Gender-Based Violence (GBV) is a serious global health, human rights, and development issue. It is a symptom of underlying gender inequalities and power imbalances beyond geography, race, culture, class, and religion, touching virtually every community in every corner of the globe. Therefore, preventing GBV is transformational. It improves the health of women and children, economic productivity and educational attainment and reduces risks of mental illness and substance abuse, among other benefits. It can also help accelerate the achievement of the Sustainable Development Goals (SDGs).
GBV is often condoned by customs and reinforced by institutions that are thriving on impunity. The official definition of GBV set out in the 1993 UN Declaration on the Elimination of Violence against Women “is an act of violence that results in, or is likely to result in, physical, sexual or psychological harm or suffering to women, including threats of such acts, coercion or arbitrary deprivation of liberty, whether occurring in public or private life.”
These acts include the spousal battery, sexual abuse, including female children, dowry-related violence, rape, female genital mutilation (FGM) cutting, and other traditional practices harmful to women, sexual violence related to exploitation, harassment and intimidation.
Women and girls, everywhere, must have equal rights and opportunities, and be able to live free of violence and discrimination. Women’s equality and empowerment are one of the 17 Sustainable Development Goals, but also integral to all dimensions of inclusive and sustainable development.
GBV directly violates 23 rights and fundamental freedoms of citizens in the Bill of Rights in Chapter Four of Kenya’s Constitution.
According to the Kenyan government data, 45% of women and girls aged 15 to 49 have experienced physical violence, and 14% have experienced sexual violence. Many cases are not reported to authorities, and few women get justice or receive medical care.
According to the 2018 National Crime Research Center data, Nakuru County had a GBV prevalence of 16%, while Nyeri had an 8.6% prevalence. Sexual violence is the leading form of GBV in the country, and different reports indicate increasing incidence.

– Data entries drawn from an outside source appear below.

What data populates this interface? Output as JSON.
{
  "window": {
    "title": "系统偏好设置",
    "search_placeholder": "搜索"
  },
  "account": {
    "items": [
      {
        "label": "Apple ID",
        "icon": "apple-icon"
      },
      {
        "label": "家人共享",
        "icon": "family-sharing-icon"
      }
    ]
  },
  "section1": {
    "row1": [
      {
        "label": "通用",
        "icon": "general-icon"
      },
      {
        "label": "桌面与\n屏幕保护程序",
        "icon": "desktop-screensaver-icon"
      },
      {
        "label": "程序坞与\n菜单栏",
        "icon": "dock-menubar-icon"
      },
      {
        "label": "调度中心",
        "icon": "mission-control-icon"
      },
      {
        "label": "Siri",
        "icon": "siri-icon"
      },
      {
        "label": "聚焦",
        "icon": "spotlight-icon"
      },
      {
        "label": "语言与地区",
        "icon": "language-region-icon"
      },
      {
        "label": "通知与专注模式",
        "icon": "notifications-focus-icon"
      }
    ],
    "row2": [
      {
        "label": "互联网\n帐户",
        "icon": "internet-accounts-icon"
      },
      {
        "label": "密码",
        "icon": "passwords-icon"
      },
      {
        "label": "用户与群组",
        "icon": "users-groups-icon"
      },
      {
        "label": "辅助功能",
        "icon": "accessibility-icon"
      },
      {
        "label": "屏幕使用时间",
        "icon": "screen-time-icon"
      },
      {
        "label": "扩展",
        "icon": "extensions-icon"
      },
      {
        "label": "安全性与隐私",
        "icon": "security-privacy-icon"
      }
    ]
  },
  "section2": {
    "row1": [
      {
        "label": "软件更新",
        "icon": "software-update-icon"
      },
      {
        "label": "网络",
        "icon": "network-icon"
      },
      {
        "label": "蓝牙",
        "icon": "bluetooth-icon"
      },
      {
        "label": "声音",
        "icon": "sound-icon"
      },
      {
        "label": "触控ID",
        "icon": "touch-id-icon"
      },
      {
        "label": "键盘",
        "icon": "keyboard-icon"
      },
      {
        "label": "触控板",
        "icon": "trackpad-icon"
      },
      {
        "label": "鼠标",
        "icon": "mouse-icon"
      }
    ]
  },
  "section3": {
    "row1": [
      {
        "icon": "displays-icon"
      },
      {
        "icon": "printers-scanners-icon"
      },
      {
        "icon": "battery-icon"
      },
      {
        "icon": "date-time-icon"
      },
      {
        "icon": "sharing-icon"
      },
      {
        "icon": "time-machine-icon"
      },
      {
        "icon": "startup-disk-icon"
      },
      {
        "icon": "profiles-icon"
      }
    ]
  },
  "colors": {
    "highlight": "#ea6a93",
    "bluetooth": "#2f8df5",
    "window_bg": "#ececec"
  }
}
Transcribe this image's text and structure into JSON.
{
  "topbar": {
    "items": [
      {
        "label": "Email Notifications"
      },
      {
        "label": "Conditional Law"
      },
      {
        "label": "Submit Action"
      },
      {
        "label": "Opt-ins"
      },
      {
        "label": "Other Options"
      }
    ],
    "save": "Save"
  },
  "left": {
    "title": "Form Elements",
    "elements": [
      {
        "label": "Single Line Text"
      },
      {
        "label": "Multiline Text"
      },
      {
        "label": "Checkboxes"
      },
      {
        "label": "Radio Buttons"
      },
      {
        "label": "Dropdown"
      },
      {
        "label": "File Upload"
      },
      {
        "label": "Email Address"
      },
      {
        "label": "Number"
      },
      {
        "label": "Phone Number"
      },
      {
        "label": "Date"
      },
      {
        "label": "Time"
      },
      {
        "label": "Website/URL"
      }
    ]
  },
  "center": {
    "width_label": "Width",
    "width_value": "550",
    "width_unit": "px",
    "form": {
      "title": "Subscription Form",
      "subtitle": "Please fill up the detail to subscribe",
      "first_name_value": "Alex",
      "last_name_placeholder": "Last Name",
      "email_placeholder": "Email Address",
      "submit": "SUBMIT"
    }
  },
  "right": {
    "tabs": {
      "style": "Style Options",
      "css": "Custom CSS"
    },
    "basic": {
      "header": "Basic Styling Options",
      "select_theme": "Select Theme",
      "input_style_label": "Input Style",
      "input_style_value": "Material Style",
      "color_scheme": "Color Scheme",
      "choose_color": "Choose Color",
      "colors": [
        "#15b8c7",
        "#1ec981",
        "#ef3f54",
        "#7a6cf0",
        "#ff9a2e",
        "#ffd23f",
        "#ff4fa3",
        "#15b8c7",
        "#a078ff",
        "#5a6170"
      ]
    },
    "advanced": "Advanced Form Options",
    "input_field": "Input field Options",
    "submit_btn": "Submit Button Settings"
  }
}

In 2019, the National Police Service (NPS) adopted the SOPs for the prevention and response to GBV. The purpose of these SOPs was to provide standard guidelines for effective prevention and response to GBV by the NPS.
The SOPs further provided a comprehensive, coherent and sustained strategy for the prevention and response to GBV by police and focused on improved survivor experience, effective investigations, community sensitization, collaborations and policing, training of officers in the handling of GBV and strengthened partnership between multi-sectoral players.
IMLU, under the support of the DIAKONIA Grant, procured two containers for Kongoni and Mukurweini Police Stations to help in managing cases of GBV. The two stations are among 13 police stations that IMLU has played a critical role in its Community Policing Committees’ operationalization under the grant.
The two stand-alone GBV units were customized as per the basic standard requirements with a specific purpose of responding, managing and preventing GBV within the two locations.
The intention of setting up the two units was to guarantee victims access to services within the same premises while simultaneously upholding their confidentiality which was lacking.
The installation of the GBV Units’ at Kongoni and Mukurweini Police Stations will ensure that GBV survivors are managed with dignity as they pursue justice. The operationalization of the units is expected to instil confidence in the community so that all cases of GBV are reported and not solved at the community level. For effective service delivery, 40 officers from the two stations were trained on the SOPs for the prevention and response to GBV to increase their knowledge on managing GBV.
The Kongoni Police GBV Unit was officially launched on 22nd June 2021 while the Mukurweini Unit was launched on 25th June 2021.
The launch at both locations brought together community members, the NPS, CPC members, Community Own Resource Persons and other stakeholders including development partners.